The bootability gap means this composition only works once Phase B
lands an ownership-fixup pass. Until then, `image pull` gives you a
recorded primitive; the boot story requires the legacy manual rootfs
scripts.
## Tech debt
- **File-ownership preservation**. The ext4 is populated from a tree
extracted as the current user — `mkfs.ext4 -d` then copies those
on-disk uids/gids verbatim. Setuid bits survive but with the wrong
owner, so privilege escalation is broken inside the VM. Planned
fixes:
- **debugfs ownership-fixup pass**: after `mkfs.ext4 -d`, replay
tar headers through `debugfs -w` with `set_inode_field` to
rewrite per-file uid/gid/mode. No new runtime deps (debugfs
ships with e2fsprogs). Moderate implementation; keeps us on
`mkfs.ext4 -d`.
- **`tar2ext4`**: Microsoft's hcsshim ships a Go package that
streams tar entries directly into an ext4 image, preserving
ownership. Heavier dependency graph but purpose-built.

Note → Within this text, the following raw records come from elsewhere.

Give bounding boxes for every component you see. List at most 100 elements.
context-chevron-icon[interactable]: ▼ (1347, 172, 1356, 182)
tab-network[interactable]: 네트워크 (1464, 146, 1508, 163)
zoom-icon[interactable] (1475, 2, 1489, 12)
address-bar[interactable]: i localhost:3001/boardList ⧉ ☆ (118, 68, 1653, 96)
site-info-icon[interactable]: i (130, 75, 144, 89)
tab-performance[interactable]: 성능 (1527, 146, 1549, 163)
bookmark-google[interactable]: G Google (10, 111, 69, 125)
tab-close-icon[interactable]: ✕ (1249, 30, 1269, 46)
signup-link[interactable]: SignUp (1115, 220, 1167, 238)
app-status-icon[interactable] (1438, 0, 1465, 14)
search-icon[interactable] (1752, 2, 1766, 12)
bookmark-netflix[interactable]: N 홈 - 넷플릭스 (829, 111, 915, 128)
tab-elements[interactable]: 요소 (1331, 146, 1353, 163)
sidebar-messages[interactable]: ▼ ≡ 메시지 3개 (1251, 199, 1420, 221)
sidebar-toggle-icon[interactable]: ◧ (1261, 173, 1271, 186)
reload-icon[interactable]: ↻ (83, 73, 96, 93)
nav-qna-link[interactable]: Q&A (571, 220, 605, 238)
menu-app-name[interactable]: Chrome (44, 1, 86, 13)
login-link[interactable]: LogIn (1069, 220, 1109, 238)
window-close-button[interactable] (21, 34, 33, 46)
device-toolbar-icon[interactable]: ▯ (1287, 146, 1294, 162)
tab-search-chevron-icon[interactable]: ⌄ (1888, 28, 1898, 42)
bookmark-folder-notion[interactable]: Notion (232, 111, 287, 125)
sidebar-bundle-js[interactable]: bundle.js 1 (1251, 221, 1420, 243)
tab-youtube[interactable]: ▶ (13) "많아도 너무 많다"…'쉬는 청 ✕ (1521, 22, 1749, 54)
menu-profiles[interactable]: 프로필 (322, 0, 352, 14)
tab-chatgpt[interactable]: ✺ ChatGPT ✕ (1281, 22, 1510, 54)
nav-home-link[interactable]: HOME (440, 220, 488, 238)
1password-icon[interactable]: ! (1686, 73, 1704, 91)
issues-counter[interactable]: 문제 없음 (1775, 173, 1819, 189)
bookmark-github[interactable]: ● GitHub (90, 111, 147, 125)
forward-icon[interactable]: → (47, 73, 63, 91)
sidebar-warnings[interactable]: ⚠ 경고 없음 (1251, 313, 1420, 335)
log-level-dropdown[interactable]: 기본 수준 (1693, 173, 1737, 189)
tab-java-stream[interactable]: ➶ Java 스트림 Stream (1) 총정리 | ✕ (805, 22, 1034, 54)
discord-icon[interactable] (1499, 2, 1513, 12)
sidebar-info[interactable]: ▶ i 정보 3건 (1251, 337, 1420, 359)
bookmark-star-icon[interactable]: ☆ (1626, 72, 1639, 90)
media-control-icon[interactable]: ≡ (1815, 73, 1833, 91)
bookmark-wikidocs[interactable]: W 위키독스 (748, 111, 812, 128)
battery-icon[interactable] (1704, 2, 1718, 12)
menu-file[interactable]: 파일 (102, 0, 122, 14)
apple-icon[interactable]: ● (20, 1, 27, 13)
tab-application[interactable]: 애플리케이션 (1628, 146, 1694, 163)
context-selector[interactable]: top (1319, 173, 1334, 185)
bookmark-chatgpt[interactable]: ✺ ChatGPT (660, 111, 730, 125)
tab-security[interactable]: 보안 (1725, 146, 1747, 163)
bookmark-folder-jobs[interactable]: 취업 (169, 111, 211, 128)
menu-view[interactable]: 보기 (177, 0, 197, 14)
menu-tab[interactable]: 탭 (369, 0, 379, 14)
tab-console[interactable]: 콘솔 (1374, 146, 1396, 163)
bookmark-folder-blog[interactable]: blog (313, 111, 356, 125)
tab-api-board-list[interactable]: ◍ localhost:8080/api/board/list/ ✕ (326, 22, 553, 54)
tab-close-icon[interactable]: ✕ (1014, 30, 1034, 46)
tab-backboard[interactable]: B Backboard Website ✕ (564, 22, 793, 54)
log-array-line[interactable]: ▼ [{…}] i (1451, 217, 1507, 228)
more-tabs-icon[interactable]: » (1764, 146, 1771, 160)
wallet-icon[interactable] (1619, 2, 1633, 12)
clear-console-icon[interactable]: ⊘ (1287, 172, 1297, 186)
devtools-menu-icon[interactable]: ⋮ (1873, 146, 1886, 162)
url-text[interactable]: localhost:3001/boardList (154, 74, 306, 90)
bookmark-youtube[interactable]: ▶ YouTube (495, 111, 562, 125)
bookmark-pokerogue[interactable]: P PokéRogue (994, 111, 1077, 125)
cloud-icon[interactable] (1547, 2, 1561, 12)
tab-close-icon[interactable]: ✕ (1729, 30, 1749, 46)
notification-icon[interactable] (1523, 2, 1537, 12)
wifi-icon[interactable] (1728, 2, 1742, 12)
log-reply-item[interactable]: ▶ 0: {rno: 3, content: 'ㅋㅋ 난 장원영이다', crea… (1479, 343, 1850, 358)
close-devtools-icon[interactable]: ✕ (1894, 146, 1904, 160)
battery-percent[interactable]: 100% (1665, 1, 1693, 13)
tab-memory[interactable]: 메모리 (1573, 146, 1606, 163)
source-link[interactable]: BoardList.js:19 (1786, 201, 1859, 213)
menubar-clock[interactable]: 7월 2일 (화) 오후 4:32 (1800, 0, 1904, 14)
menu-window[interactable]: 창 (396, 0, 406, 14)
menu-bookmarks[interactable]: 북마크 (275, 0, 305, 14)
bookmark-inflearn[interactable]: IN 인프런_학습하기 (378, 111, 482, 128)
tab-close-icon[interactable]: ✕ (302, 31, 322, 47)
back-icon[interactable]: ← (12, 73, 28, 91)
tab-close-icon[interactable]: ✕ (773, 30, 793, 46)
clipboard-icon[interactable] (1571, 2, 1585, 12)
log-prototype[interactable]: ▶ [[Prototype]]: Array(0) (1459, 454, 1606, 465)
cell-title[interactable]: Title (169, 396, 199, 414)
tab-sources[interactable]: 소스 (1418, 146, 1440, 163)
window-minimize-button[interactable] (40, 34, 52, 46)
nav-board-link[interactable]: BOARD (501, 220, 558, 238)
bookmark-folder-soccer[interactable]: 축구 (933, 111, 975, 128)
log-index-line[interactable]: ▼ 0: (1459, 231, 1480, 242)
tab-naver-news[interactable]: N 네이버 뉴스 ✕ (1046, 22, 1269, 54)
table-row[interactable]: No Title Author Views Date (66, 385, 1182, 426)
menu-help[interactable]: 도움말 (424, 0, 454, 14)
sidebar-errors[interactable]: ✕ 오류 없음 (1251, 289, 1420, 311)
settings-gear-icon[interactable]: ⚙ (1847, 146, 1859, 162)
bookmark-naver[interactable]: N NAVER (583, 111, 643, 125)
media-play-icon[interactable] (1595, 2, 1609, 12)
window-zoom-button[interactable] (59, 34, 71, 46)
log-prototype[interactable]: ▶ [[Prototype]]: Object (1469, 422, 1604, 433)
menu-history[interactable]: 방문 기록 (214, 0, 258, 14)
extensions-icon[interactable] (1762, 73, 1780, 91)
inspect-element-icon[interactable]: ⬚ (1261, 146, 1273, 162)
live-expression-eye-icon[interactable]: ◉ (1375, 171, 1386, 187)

Either approach lives in Phase B.
- **Auth**. When we add private-registry support, the natural path is
`authn.DefaultKeychain` from `go-containerregistry`, which already
honours `~/.docker/config.json` and the standard credential
helpers. No banger-specific config needed.
- **Cache eviction**. Layer blobs under `OCICacheDir` accumulate
forever. A `banger image cache prune` command is a cheap follow-up
when disk usage becomes a complaint.
- **Ownership fixup via user namespaces**. An alternative to
debugfs / tar2ext4 is running the entire extraction inside a user
namespace (`unshare -Ufr`), which lets us set uid=0 on files from
a non-privileged process. Cleaner in theory but requires
user-namespace support on the host and doesn't help when the
resulting tree is then passed to `mkfs.ext4 -d` (which copies
on-disk uids).
## Trust model
`image pull` delegates trust to the OCI registry the user selected.
`go-containerregistry` verifies layer digests against the manifest
during download, so a tampered mirror can't ship modified layers
without breaking the sha256 chain. Beyond that, banger does not
verify OCI image signatures (cosign/sigstore) — users who care should
verify their references out-of-band.